2Médico, Magíster en Investigación de la Salud, Especialista en pediatría, Especialista en Gastroenterología y Nutrición Pediátrica. Médico tratante, Hospital Vicente Corral Moscoso. Cuenca, Ecuador.
3Médico, Especialista en Cirugía Pediátrica. Médico cirujano pediatra, Hospital Vicente Corral Moscoso. Cuenca, Ecuador.
4Médico especialista en Cirugía Pediátrica, Hospital Vicente Corral Moscoso. Cuenca, Ecuador.
5Médico cirujano, Especialista en Cirugía Pediátrica, Hospital Vicente Corral Moscoso. Cuenca, Ecuador.
6Médica especialista en pediatría, Hospital Vicente Corral Moscoso. Cuenca, Ecuador.
El síndrome de buried bumper (SBB) o síndrome de botón de gastrostomía enterrado, es una complicación poco frecuente que se asocia a la gastrostomía endoscópica percutánea (GEP), misma que sufre una migración del tope interno de la sonda hacia la pared gástrica y la pared abdominal, y manifiesta signos de disfunción del botón de gastrostomía. Se describen tres grados de gravedad, en los que la endoscopia es necesaria para el diagnóstico, en tanto que el tratamiento depende del grado de gravedad. Se presenta el caso de una niña de 4 años con parálisis cerebral a quien se le colocó una GEP 1 mes antes y fue llevada a revisión médica por una obstrucción progresiva al paso de alimentación. Se le realizó una endoscopia en la que se le encontró el SBB en grado 3, que fue resuelto con una técnica endoscópica combinada con equipo de laparoscopia.
Palabras clave: Síndrome de buried bumper; gastrostomía
The buried bumper syndrome (BBS) is a rare complication associated with percutaneous endoscopic gastrostomy (PEG), which undergoes a migration of the internal stop of the tube towards the gastric and abdominal wall and manifests signs of dysfunction of the gastrostomy button. We described three degrees of severity, in which endoscopy is necessary for diagnosis, while treatment depends on the degree of severity. The case of a 4-year-old girl with cerebral palsy who underwent a PEG 1 month earlier and was brought for medical review for a progressive obstruction to the feeding step was presented. An endoscopy was performed in which grade 3 BBS was found 3, which was resolved with an endoscopic technique combined with laparoscopic equipment.
Keywords: Buried bumper syndrome; gastrostomy
Introducción
La gastrostomía endoscópica percutánea es ampliamente utilizada para la nutrición enteral en pacientes con dificultad para la alimentación por vía oral. Las complicaciones menores que corresponden entre el 16,4% al 66,3% incluye la infección periostomal, mientras que las complicaciones mayores corresponden entre el 6,1% al 17,5 % e incluye la formación de fístulas, así como el síndrome de buried bumper (SBB), que se pueden presentar desde semanas a años después de la colocación. Se estima que 1 de cada 4 niños serán hospitalizados por alguna complicación posterior a la colocación de una gastrostomía endoscópica percutánea (GEP)1-3.
Caso clínico
Paciente femenina de 4 años con antecedente de parálisis cerebral y colocación de GEP hace 1 mes, quien es traída por la imposibilidad del paso de alimentación de 24 horas de evolución. Se realiza una radiografía toracoabdominal que confirma la localización de la sonda en la posición anatómica correcta (Figura 1).

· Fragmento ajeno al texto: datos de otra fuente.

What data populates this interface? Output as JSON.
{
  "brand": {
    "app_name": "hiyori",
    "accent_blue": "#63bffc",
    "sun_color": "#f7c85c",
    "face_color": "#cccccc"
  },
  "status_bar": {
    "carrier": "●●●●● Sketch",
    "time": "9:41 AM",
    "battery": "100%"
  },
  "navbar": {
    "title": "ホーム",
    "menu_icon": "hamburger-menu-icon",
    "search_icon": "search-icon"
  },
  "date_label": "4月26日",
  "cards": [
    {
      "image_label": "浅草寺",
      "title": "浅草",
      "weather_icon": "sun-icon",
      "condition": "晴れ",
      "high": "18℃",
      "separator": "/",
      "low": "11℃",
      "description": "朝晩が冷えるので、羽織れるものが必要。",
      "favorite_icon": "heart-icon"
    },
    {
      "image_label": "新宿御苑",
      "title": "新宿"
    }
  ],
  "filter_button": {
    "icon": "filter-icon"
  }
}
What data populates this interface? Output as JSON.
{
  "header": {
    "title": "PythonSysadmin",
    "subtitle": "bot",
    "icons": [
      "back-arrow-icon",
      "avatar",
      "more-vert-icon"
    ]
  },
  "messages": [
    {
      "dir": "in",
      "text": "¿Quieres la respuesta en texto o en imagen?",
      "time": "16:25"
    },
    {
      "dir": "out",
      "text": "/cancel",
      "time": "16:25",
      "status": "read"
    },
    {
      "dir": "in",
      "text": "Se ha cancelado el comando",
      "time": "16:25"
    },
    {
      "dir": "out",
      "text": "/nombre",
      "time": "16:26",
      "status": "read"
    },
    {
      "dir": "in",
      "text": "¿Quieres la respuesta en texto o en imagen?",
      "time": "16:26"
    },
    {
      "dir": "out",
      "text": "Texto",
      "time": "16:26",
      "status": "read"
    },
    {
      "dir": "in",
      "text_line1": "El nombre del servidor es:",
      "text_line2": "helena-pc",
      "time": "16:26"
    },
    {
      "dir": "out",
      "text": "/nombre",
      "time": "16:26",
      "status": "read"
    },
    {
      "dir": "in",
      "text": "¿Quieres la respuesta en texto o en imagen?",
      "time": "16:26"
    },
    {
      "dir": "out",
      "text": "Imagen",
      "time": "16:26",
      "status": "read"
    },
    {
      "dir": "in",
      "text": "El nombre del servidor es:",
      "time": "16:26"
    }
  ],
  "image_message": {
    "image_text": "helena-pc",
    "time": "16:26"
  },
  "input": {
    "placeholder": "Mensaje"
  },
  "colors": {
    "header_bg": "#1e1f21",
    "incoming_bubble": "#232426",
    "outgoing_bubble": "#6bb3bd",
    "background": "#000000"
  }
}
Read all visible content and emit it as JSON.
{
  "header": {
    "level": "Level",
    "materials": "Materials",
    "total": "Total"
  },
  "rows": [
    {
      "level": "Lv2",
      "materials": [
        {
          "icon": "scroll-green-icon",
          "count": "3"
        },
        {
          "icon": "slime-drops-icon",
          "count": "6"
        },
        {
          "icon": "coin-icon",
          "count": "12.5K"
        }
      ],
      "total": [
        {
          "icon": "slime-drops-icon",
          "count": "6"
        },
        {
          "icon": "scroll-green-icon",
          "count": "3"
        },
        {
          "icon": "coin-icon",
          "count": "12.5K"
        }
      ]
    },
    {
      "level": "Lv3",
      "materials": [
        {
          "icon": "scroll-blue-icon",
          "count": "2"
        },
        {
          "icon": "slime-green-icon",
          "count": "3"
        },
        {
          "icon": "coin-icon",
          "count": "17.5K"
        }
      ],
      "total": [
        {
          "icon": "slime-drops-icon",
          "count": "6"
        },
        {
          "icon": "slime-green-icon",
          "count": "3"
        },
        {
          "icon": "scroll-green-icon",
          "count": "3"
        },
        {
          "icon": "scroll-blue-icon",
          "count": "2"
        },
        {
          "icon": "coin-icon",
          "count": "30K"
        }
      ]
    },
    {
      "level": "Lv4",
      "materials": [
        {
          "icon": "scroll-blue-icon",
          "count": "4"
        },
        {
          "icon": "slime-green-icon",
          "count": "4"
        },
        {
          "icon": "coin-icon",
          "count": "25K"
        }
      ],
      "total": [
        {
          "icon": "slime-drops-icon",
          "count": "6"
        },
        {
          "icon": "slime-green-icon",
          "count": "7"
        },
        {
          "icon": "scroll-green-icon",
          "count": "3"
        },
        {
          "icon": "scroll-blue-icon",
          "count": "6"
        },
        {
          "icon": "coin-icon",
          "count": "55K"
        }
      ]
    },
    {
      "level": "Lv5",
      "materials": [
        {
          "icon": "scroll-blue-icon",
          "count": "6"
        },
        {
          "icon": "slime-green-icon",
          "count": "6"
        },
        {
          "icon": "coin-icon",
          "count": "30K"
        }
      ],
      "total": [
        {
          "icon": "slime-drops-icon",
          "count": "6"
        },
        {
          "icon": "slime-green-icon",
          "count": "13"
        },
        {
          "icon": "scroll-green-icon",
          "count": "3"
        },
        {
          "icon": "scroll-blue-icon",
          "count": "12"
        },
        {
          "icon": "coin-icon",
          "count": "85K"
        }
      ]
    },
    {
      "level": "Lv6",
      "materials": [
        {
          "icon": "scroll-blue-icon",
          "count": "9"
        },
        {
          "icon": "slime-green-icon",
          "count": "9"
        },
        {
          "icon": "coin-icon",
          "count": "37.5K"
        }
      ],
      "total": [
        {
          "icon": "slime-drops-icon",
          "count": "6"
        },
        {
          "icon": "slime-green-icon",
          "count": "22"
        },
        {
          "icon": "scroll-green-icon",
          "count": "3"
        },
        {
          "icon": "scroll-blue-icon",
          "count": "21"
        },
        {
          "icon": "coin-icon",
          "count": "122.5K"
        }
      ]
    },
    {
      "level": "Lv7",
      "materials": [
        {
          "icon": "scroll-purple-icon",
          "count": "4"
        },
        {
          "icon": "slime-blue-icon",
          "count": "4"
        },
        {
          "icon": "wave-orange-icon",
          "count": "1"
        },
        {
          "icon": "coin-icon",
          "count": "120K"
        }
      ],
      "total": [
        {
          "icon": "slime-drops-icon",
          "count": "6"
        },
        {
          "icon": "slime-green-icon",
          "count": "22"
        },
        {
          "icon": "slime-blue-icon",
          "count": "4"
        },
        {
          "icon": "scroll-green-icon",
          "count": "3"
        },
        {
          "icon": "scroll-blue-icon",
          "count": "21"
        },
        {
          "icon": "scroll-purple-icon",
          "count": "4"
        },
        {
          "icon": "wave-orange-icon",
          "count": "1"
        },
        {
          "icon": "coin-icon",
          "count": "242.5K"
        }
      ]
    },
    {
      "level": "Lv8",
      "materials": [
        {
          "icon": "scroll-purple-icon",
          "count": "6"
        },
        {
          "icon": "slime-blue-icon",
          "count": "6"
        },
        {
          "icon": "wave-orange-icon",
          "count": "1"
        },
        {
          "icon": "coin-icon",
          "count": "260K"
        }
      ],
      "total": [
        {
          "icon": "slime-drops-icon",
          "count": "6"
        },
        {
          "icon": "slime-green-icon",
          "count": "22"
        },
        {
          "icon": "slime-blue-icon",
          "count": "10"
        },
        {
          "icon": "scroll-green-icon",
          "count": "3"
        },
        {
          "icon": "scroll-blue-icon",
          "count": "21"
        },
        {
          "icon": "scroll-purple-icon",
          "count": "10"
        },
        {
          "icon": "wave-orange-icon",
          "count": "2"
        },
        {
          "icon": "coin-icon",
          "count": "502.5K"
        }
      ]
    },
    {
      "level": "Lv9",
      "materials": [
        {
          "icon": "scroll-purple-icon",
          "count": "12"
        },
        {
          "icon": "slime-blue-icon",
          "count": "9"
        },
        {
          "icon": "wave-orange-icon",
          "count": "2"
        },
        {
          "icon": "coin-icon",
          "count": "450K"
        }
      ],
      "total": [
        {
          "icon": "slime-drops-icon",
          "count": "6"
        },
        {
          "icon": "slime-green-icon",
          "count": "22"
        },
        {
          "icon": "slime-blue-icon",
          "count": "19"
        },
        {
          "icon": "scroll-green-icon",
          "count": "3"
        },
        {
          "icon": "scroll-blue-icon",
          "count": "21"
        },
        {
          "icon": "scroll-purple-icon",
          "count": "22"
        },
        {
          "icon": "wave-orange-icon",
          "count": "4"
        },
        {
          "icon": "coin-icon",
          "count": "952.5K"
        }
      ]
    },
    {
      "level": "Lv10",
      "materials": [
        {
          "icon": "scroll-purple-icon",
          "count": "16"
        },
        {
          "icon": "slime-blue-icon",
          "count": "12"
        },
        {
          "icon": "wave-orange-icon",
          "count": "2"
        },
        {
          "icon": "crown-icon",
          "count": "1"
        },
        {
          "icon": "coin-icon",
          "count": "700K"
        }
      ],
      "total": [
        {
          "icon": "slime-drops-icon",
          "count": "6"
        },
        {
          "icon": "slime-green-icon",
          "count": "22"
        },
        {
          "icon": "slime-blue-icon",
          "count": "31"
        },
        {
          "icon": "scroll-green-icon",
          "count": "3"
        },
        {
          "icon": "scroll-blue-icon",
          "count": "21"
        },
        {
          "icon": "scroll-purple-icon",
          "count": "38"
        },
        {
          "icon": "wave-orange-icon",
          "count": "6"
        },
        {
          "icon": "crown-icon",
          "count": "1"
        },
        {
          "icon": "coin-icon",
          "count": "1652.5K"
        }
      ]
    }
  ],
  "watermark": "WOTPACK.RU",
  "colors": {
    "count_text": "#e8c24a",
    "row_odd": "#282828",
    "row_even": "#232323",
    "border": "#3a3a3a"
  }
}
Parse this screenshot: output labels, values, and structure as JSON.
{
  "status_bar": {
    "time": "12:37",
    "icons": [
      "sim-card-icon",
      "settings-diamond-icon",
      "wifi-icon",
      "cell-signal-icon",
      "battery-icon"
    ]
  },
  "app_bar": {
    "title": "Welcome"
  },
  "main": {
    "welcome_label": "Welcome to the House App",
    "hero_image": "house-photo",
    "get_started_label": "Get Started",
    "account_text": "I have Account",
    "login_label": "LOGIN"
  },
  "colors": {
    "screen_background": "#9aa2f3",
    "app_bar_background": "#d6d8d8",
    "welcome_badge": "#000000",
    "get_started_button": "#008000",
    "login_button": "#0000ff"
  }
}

Imagen propiedad de los autores.
Figura 1 Radiografía abdominal que confirma la localización de la sonda en la posición anatómica correcta.
Se realiza una endoscopia diagnóstica y terapéutica bajo anestesia general que evidencia, entre la unión del cuerpo y el antro gástrico, la presencia de erosiones hemorrágicas de la mucosa sobre la zona umbilicada sin evidencia del tope interno de la sonda de gastrostomía (SGT) compatible con SBB grado III (Figura 2).

Imagen propiedad de los autores.
Figura 2 Endoscopia diagnóstica que evidencia, entre la unión del cuerpo y el antro gástrico, la presencia de erosiones hemorrágicas de la mucosa sobre la zona umbilicada sin evidencia del tope interno de SGT compatible con SBB grado III.
Debido a que no contamos en nuestra institución con un esfinterotomo modificado para SBB (Flamingo Set; Medwork, Hochstadt, Germany)4 y por el riesgo de someter al procedimiento quirúrgico, se procede bajo visión endoscópica de la siguiente manera:
se corta la sonda por la cara externa a 3 cm de pared abdominal;
se introduce a través del cabo de la sonda una pinza de laparoscopia Grasper de 3 mm (Figura 3) para dilatar el agujero interno;
se introduce a través del canal una pinza de laparoscopia Hook de 5 mm (Figura 4);
se realiza la resección de la mucosa gástrica sobre la zona del tope interno de la gastrostomía en forma radial, sobre las zonas horarias 12, 3, 6 y 9, mientras se cauteriza con monopolar (Figura 5);
se empuja la sonda y se logra la visualización del tope interno de la SGT (Figura 6);
se introduce una guía biliar a través de la sonda;
se empuja el segmento de la SGT hacia la cámara gástrica;
a través de guía se coloca el botón de gastrostomía tipo Mic-Key 18 Fr;
se insufla el balón y se constata que esté colocado adecuadamente (Figura 7);
10. se extrae el tope interno retirado mediante el asa fría de polipectomía junto con el equipo de endoscopia y se finaliza el procedimiento sin complicaciones; se inicia la alimentación a las 24 horas con una buena tolerancia y evolución.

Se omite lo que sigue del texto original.